Vefat edenin ardından kurban kesilir mi? 

Cevap:

Ölü adına kurban kesilerek, eti ihtiyaç sahiplerine sadaka niyetiyle dağıtılıp sevabı ölüye bağışlanabilir. Aktaracağımız şu olay ölünün gıyabında kurban kesilip sevabının ölüye bağışlanabileceğini göstermektedir: Hâneş (r.a) anlatıyor:

Hz. Ali’yi gördüm, iki koç kesmişti. Dedi ki,

- “Biri kendim için, diğeri Resulullah (s.a.v) için. Resulullah (s.a.v) böyle vasiyet etti. Ben (hayatta olduğum müddetçe) ebediyen (bunu yapmayı) terk etmeyeceğim.

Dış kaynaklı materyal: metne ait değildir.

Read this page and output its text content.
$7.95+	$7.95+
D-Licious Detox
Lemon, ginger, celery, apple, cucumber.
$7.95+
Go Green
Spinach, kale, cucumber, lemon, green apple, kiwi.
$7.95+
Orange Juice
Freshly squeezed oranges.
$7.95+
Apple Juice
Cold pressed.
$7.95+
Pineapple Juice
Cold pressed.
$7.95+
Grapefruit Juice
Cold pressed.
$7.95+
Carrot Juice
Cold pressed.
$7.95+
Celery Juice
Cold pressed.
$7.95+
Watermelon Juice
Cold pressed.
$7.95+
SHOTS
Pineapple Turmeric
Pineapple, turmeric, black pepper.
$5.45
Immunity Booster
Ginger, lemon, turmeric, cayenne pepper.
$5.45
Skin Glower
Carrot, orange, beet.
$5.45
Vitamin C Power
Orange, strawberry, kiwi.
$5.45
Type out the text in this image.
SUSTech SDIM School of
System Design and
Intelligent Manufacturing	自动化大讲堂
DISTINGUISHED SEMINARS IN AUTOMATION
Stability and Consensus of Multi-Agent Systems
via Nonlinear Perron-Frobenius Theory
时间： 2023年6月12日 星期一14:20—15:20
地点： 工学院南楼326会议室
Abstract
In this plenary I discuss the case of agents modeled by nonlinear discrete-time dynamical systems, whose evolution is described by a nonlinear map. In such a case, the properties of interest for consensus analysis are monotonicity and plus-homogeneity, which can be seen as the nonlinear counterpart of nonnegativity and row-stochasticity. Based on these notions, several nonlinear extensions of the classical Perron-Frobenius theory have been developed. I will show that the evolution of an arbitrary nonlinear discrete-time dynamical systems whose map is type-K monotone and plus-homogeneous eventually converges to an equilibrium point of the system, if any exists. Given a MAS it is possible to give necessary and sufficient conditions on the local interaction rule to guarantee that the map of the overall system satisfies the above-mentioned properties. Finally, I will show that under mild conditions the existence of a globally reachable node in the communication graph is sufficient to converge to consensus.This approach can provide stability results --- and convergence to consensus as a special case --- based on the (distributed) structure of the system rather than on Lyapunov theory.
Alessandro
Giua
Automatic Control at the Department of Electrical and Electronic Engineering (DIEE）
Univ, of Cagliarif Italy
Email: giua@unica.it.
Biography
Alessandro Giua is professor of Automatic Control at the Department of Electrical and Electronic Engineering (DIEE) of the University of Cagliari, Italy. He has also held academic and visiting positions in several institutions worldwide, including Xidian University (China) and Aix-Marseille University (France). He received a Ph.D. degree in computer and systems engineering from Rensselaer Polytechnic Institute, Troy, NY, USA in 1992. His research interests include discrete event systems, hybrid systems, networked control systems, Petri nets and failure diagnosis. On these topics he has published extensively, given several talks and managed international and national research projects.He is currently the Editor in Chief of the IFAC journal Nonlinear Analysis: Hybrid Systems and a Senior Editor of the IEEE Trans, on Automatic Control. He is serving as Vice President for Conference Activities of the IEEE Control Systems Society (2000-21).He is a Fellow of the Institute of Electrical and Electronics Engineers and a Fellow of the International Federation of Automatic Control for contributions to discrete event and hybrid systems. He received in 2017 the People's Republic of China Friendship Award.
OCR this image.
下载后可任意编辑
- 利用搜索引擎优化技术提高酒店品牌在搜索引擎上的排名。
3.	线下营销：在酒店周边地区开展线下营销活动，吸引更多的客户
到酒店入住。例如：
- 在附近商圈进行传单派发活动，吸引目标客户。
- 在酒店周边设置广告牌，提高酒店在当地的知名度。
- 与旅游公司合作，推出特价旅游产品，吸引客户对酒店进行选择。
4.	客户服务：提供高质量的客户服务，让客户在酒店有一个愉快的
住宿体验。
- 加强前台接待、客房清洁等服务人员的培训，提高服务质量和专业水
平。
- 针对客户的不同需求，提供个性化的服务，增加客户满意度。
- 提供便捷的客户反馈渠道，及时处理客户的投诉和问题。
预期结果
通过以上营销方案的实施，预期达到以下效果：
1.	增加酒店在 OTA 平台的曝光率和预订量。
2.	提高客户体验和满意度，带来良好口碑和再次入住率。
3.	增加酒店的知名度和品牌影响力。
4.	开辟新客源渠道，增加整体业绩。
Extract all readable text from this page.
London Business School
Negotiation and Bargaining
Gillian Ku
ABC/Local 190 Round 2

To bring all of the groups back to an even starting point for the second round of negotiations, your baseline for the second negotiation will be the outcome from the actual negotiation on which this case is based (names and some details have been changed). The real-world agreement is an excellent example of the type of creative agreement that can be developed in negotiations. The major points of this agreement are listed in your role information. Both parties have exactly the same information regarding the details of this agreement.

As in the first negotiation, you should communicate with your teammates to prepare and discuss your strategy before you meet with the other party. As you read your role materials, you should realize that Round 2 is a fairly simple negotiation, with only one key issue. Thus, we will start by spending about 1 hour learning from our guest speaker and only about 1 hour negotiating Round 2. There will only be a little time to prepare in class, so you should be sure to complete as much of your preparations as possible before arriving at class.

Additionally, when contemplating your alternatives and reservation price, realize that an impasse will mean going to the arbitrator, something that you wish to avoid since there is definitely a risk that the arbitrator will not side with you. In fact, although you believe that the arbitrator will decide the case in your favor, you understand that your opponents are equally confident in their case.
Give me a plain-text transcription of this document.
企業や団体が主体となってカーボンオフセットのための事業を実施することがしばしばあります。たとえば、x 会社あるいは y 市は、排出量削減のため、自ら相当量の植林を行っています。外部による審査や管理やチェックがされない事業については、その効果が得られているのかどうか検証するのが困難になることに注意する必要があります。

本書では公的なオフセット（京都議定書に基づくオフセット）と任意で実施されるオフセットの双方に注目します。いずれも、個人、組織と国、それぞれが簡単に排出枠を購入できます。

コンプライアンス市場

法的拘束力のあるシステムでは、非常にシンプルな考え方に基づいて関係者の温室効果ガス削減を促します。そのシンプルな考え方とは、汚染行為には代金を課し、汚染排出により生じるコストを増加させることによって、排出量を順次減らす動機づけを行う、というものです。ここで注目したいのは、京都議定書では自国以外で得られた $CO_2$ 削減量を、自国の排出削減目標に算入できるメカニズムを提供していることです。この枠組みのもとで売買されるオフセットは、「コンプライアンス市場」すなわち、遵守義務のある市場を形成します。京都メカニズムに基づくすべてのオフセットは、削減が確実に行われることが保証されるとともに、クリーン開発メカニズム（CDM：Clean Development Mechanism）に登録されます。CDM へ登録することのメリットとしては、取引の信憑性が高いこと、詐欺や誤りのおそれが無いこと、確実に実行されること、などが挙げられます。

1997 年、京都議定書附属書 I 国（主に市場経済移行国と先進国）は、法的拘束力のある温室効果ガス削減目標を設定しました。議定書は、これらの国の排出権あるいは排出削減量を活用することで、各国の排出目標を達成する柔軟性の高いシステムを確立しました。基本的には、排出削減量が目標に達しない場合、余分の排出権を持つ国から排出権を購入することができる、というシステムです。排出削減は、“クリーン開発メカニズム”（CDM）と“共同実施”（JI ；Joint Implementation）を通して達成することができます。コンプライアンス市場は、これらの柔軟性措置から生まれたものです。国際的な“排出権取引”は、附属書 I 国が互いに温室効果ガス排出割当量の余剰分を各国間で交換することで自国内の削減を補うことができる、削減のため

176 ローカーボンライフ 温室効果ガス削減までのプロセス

Hz. Ali’nin kestiği bu kurban Resulullah (s.a.v)’ın vefatından sonrası için söz konusudur. Ayrıca Hz. Peygamber (s.a.v)’in ümmetinden Allah’ın birliğine ve kendisinin peygamberliğine şehadet edenler adına kurban kestiği de muhtelif rivayetlerde gelmiştir.

Peygamber Efendimiz (s.a.v) ölülerin arkasından kurban kesip sevabını onlara bağışladığına göre, ölüler, kendileri için yapılan hayır-hasenâtın hepsinden haberdar olmakta ve onların sevaplarından faydalanmaktadırlar. 

Ancak, ölülerin arkasından onları memnun etmek ve böylece isteklerine kavuşmak için kabir başlarında, türbe veya yatırlarda kurban kesmek ve bunu ölüye adamak tamamen yanlış bir inanç ve bidat bir harekettir. Bundan dolayıdır ki Peygamber Efendimiz (s.a.v); “Kabirde sığır, deve, koyun kesmek İslam’da yoktur.” buyurarak bunu yasaklamıştır. Çünkü, kurban bir ibadettir ve ibadetler sadece ve sadece Allah için yapılır. 

 

***

 

Ölünün ardından okunan Kur’an’ın ölüye faydası var mıdır?

Cevap:

Alimler, namaz kılmak ve Kur’an okumak gibi ibadetlerin sevabının, yapandan başkasına ulaşıp ulaşmayacağı konusunda ihtilaf edip iki görüş ileri sürmüşlerdir:

Hanefî ile Hanbelî alimleri ile Şafiî ve Malikîlerin sonradan gelen alimlerine göre, ölü yanında okunan Kur’an’ın sevabı ile Kur’an okumanın peşinden yapılan dua, orada bulunmasa da ölüye ulaşır. Kur’an okumanın akabinde dua etmek ise daha çok kabule şayandır ve kabul edilmesi daha çok umulur.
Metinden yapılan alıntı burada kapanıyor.